The President has started circulating draft legislation to establish military tribunals for the trying of “enemy combatants,” in response to the Supreme Court’s Hamdan ruling. (WP article here) Quick bullet points from this: An “enemy combatant” is defined pretty loosely, including an “individual who is or was part of or supporting Taliban or al Qaeda forces or associated forces,” (sec 103B) without specification on the nature of the support. The bill establishes tribunals with authority up to and including the death penalty.
Good news: they allow defense counsel as per military rules, i.e. appointed by the court; civilian counsel is permitted if they satisfy various additional requirements (sec 215b2) they prohibit self-incrimination or evidence obtained via torture (sec 211). Defense has access to compulsory process for obtaining withesses “similar to” that of civilian courts. (sec 222.a) Certain punishments are explicitly prohibited: “flogging… branding, marking, or tattooing on the body… the use of irons, single or double, except for the purpose of safe custody.” (sec. 228)
Bad news: Proceedings may be closed to the public, or to the accused, “upon a finding by the military judge that doing so is necessary to protect the national security, to ensure the safety of individuals, or to prevent disruption.” (Sec. 216.c.3) In such a case the accused will be provided with a “redacted or unclassified summary of evidence… if it is possible to do so without compromising… national security interests.” (216.c.4) There was a sentence “No evidence shall be admitted to which the accused has been denied access if its admission would result in the denial of a (fair trial?),” but that sentence seems to have been edited out. (216.c.4) The denial of hearsay evidence (sec 102.7.b), the right to a speedy trial, and the “technical rules for sworn and authenticated statements” (102.7.c) are explicitly rejected.
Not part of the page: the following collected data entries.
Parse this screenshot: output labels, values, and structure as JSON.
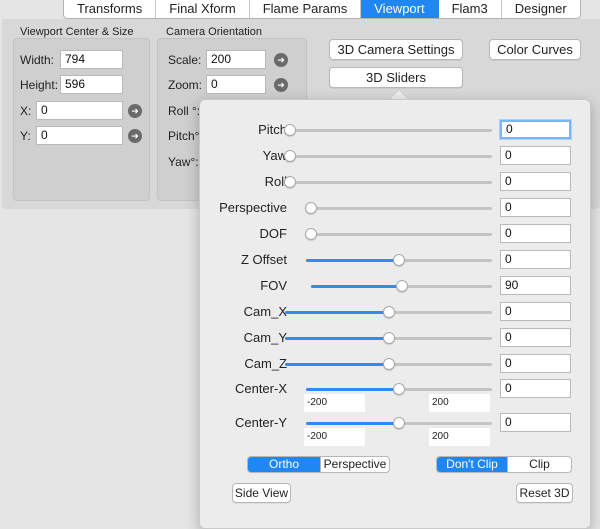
{
  "tabs": [
    {
      "label": "Transforms",
      "active": false
    },
    {
      "label": "Final Xform",
      "active": false
    },
    {
      "label": "Flame Params",
      "active": false
    },
    {
      "label": "Viewport",
      "active": true
    },
    {
      "label": "Flam3",
      "active": false
    },
    {
      "label": "Designer",
      "active": false
    }
  ],
  "viewport_group": {
    "title": "Viewport Center & Size",
    "width_label": "Width:",
    "width_value": "794",
    "height_label": "Height:",
    "height_value": "596",
    "x_label": "X:",
    "x_value": "0",
    "y_label": "Y:",
    "y_value": "0"
  },
  "camera_group": {
    "title": "Camera Orientation",
    "scale_label": "Scale:",
    "scale_value": "200",
    "zoom_label": "Zoom:",
    "zoom_value": "0",
    "roll_label": "Roll °:",
    "pitch_label": "Pitch°",
    "yaw_label": "Yaw°:"
  },
  "buttons": {
    "camera_settings": "3D Camera Settings",
    "color_curves": "Color Curves",
    "sliders": "3D Sliders"
  },
  "sliders": [
    {
      "label": "Pitch",
      "value": "0",
      "position": 0.0
    },
    {
      "label": "Yaw",
      "value": "0",
      "position": 0.0
    },
    {
      "label": "Roll",
      "value": "0",
      "position": 0.0
    },
    {
      "label": "Perspective",
      "value": "0",
      "position": 0.0
    },
    {
      "label": "DOF",
      "value": "0",
      "position": 0.0
    },
    {
      "label": "Z Offset",
      "value": "0",
      "position": 0.5
    },
    {
      "label": "FOV",
      "value": "90",
      "position": 0.5
    },
    {
      "label": "Cam_X",
      "value": "0",
      "position": 0.5
    },
    {
      "label": "Cam_Y",
      "value": "0",
      "position": 0.5
    },
    {
      "label": "Cam_Z",
      "value": "0",
      "position": 0.5
    },
    {
      "label": "Center-X",
      "value": "0",
      "position": 0.5,
      "min": "-200",
      "max": "200"
    },
    {
      "label": "Center-Y",
      "value": "0",
      "position": 0.5,
      "min": "-200",
      "max": "200"
    }
  ],
  "projection": {
    "options": [
      "Ortho",
      "Perspective"
    ],
    "selected": "Ortho"
  },
  "clip": {
    "options": [
      "Don't Clip",
      "Clip"
    ],
    "selected": "Don't Clip"
  },
  "footer": {
    "side_view": "Side View",
    "reset": "Reset 3D"
  },
  "colors": {
    "accent": "#1f86f2",
    "slider_fill": "#2f8bf5"
  },
  "icons": {
    "go_button": "arrow-right-circle-icon"
  }
}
Mixed: Appeals go the “convening authority,” i.e. the Secretary of Defense (sec 232) After all such appeals, the US Court of Appeals for the DC circuit has appellate jurisdiction.
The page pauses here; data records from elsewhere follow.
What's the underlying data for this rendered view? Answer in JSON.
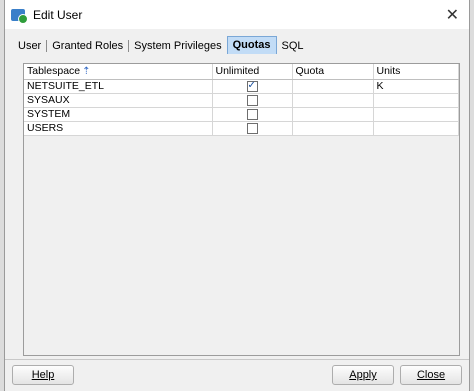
{
  "window": {
    "title": "Edit User"
  },
  "tabs": [
    {
      "label": "User",
      "active": false
    },
    {
      "label": "Granted Roles",
      "active": false
    },
    {
      "label": "System Privileges",
      "active": false
    },
    {
      "label": "Quotas",
      "active": true
    },
    {
      "label": "SQL",
      "active": false
    }
  ],
  "table": {
    "columns": [
      "Tablespace",
      "Unlimited",
      "Quota",
      "Units"
    ],
    "sort_icon": "sort-ascending-icon",
    "rows": [
      {
        "tablespace": "NETSUITE_ETL",
        "unlimited": true,
        "quota": "",
        "units": "K"
      },
      {
        "tablespace": "SYSAUX",
        "unlimited": false,
        "quota": "",
        "units": ""
      },
      {
        "tablespace": "SYSTEM",
        "unlimited": false,
        "quota": "",
        "units": ""
      },
      {
        "tablespace": "USERS",
        "unlimited": false,
        "quota": "",
        "units": ""
      }
    ]
  },
  "buttons": {
    "help": "Help",
    "apply": "Apply",
    "close": "Close"
  }
}
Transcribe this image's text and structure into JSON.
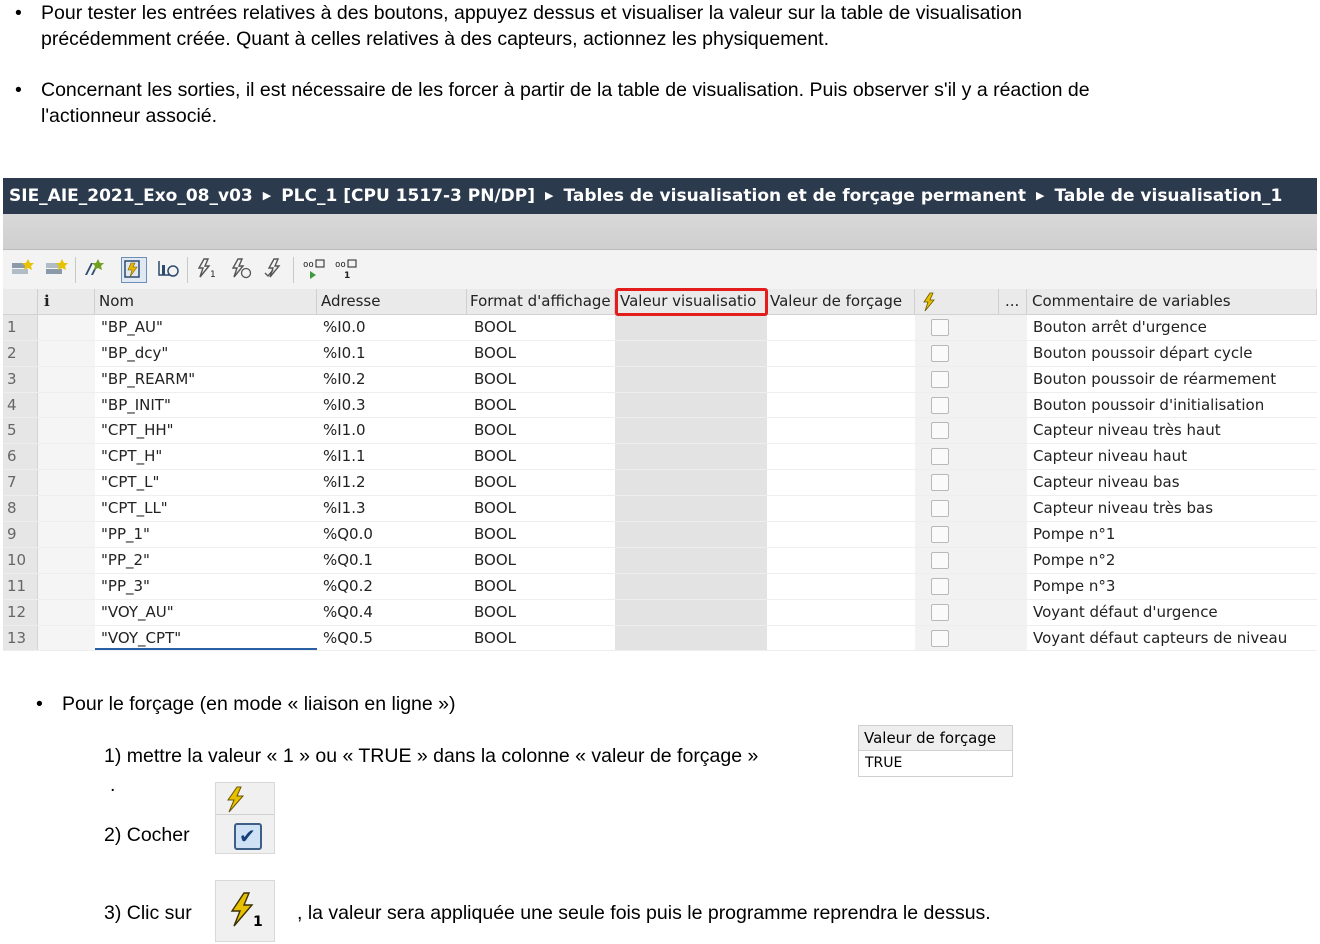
{
  "intro": {
    "p1_line1": "Pour tester les entrées relatives à des boutons, appuyez dessus et visualiser la valeur sur la table de visualisation",
    "p1_line2": "précédemment créée. Quant à celles relatives à des capteurs, actionnez les physiquement.",
    "p2_line1": "Concernant les sorties, il est nécessaire de les forcer à partir de la table de visualisation. Puis observer s'il y a réaction de",
    "p2_line2": "l'actionneur associé.",
    "bullet": "•"
  },
  "breadcrumb": [
    "SIE_AIE_2021_Exo_08_v03",
    "PLC_1 [CPU 1517-3 PN/DP]",
    "Tables de visualisation et de forçage permanent",
    "Table de visualisation_1"
  ],
  "breadcrumb_sep": "▶",
  "table": {
    "headers": {
      "info": "i",
      "nom": "Nom",
      "adresse": "Adresse",
      "format": "Format d'affichage",
      "valeur_vis": "Valeur visualisatio",
      "valeur_forcage": "Valeur de forçage",
      "ellipsis": "...",
      "commentaire": "Commentaire de variables"
    },
    "rows": [
      {
        "n": "1",
        "nom": "\"BP_AU\"",
        "adresse": "%I0.0",
        "format": "BOOL",
        "comment": "Bouton arrêt d'urgence"
      },
      {
        "n": "2",
        "nom": "\"BP_dcy\"",
        "adresse": "%I0.1",
        "format": "BOOL",
        "comment": "Bouton poussoir départ cycle"
      },
      {
        "n": "3",
        "nom": "\"BP_REARM\"",
        "adresse": "%I0.2",
        "format": "BOOL",
        "comment": "Bouton poussoir de réarmement"
      },
      {
        "n": "4",
        "nom": "\"BP_INIT\"",
        "adresse": "%I0.3",
        "format": "BOOL",
        "comment": "Bouton poussoir d'initialisation"
      },
      {
        "n": "5",
        "nom": "\"CPT_HH\"",
        "adresse": "%I1.0",
        "format": "BOOL",
        "comment": "Capteur niveau très haut"
      },
      {
        "n": "6",
        "nom": "\"CPT_H\"",
        "adresse": "%I1.1",
        "format": "BOOL",
        "comment": "Capteur niveau haut"
      },
      {
        "n": "7",
        "nom": "\"CPT_L\"",
        "adresse": "%I1.2",
        "format": "BOOL",
        "comment": "Capteur niveau bas"
      },
      {
        "n": "8",
        "nom": "\"CPT_LL\"",
        "adresse": "%I1.3",
        "format": "BOOL",
        "comment": "Capteur niveau très bas"
      },
      {
        "n": "9",
        "nom": "\"PP_1\"",
        "adresse": "%Q0.0",
        "format": "BOOL",
        "comment": "Pompe n°1"
      },
      {
        "n": "10",
        "nom": "\"PP_2\"",
        "adresse": "%Q0.1",
        "format": "BOOL",
        "comment": "Pompe n°2"
      },
      {
        "n": "11",
        "nom": "\"PP_3\"",
        "adresse": "%Q0.2",
        "format": "BOOL",
        "comment": "Pompe n°3"
      },
      {
        "n": "12",
        "nom": "\"VOY_AU\"",
        "adresse": "%Q0.4",
        "format": "BOOL",
        "comment": "Voyant défaut d'urgence"
      },
      {
        "n": "13",
        "nom": "\"VOY_CPT\"",
        "adresse": "%Q0.5",
        "format": "BOOL",
        "comment": "Voyant défaut capteurs de niveau"
      }
    ]
  },
  "forcing": {
    "bullet": "•",
    "title": "Pour le forçage (en mode « liaison en ligne »)",
    "step1": "1)  mettre la valeur « 1  » ou « TRUE » dans la colonne « valeur de forçage »",
    "step1_dot": ".",
    "step2": "2)  Cocher",
    "step3_a": "3) Clic sur",
    "step3_b": ", la valeur sera appliquée une seule fois puis le programme reprendra le dessus.",
    "widget_header": "Valeur de forçage",
    "widget_value": "TRUE",
    "one_label": "1"
  },
  "colors": {
    "titlebar": "#2c3a4e",
    "highlight": "#e31c1c"
  }
}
Overall, this bill is marginally better than the pre-Hamdan situation, in that it allows for some judicial review of proceedings, but it still has the basic problems: anyone may be entered into this military system by the exclusive decision of the Secretary of Defense or designated officers, without the need for indictment by a grand jury, and while within this system several parts of the Constitution are effectively suspended. (Article III sec. 2 p. 3 [jury trial]; amendment V, first provision [grand jury] and arguably the fourth [due process]; all of amendment VI except for a weakened version of the right to counsel; amendment VIII, first provision [excessive bail]; article I, section 9 pp. 2 [habeas corpus]) In practice, this appears to be an imposition of martial law in parallel to civilian law: the military is entitled to try people by its rules whenever it sees fit. The best argument against that seems to be a trust that the government will not abuse this power, but that’s a pretty poor argument when several stages of the bill explicitly remove the usual procedural safeguards that obstruct that. I’ll also point out the slew of reports about the actual main uses of the Patriot Act: to obtain information in drug cases and other non-terrorism-related issues. Given an alternate legal procedure that’s easier for prosecutors, they will systematically use it to go after people they see as bad; that’s completely natural, but that’s why we have the Constitution in the first place.
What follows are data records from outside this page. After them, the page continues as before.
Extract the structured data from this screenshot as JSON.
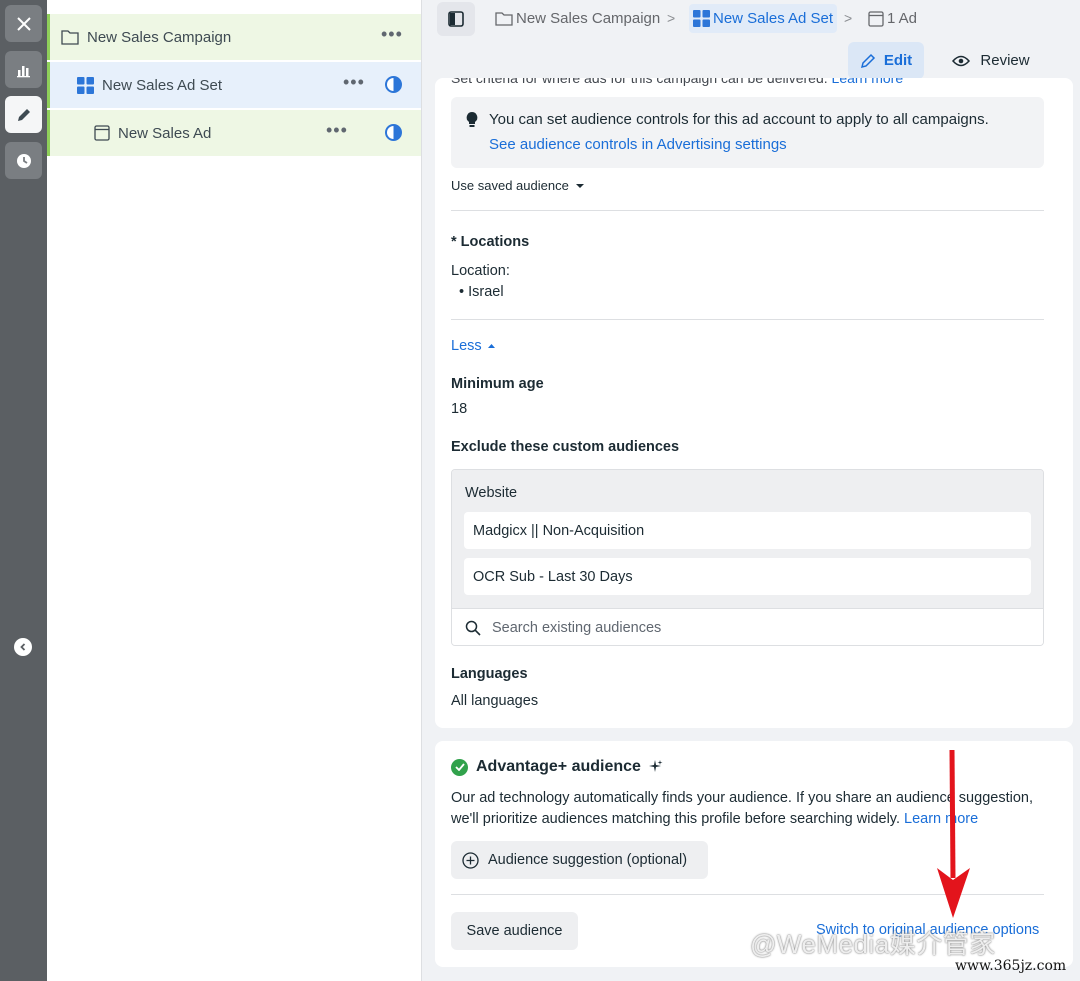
{
  "tree": {
    "campaign": "New Sales Campaign",
    "adset": "New Sales Ad Set",
    "ad": "New Sales Ad",
    "more": "•••"
  },
  "breadcrumb": {
    "campaign": "New Sales Campaign",
    "adset": "New Sales Ad Set",
    "ad": "1 Ad",
    "separator": ">"
  },
  "toolbar": {
    "edit": "Edit",
    "review": "Review"
  },
  "audience": {
    "cut_text": "Set criteria for where ads for this campaign can be delivered.",
    "cut_link": "Learn more",
    "info_text": "You can set audience controls for this ad account to apply to all campaigns.",
    "info_link": "See audience controls in Advertising settings",
    "saved_audience": "Use saved audience",
    "locations_heading": "* Locations",
    "location_label": "Location:",
    "location_item": "Israel",
    "less": "Less",
    "min_age_heading": "Minimum age",
    "min_age_value": "18",
    "exclude_heading": "Exclude these custom audiences",
    "exclude_group": "Website",
    "excluded": [
      "Madgicx || Non-Acquisition",
      "OCR Sub - Last 30 Days"
    ],
    "search_placeholder": "Search existing audiences",
    "languages_heading": "Languages",
    "languages_value": "All languages"
  },
  "advantage": {
    "title": "Advantage+ audience",
    "desc": "Our ad technology automatically finds your audience. If you share an audience suggestion, we'll prioritize audiences matching this profile before searching widely.",
    "learn_more": "Learn more",
    "suggestion_button": "Audience suggestion (optional)",
    "save_button": "Save audience",
    "switch_link": "Switch to original audience options"
  },
  "watermark": {
    "text": "@WeMedia媒介管家",
    "url": "www.365jz.com"
  },
  "colors": {
    "accent": "#1a6ed8",
    "success": "#31a24c",
    "arrow": "#e3141c"
  }
}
The President’s own public statements indicate that the objective is to be able to hold such prisoners “for the duration of the war,” but other statements of his indicate that the war is likely to be permanent, so I’ll leave the details to the reader.
Now, in practice: this bill is unlikely to come to the floor very quickly, but it may be intended for use as a political football during the midterm elections. Those elections are likely to be crucial: if the Republicans lose substantial support, and especially if they lose control of one or both houses of Congress, all such procedures are likely to vanish pretty quickly; if on the other hand the Bush movement feels that they can claim even a tenuous mandate post-election, they are likely to push very hard for measures like this and stronger ones elsewhere.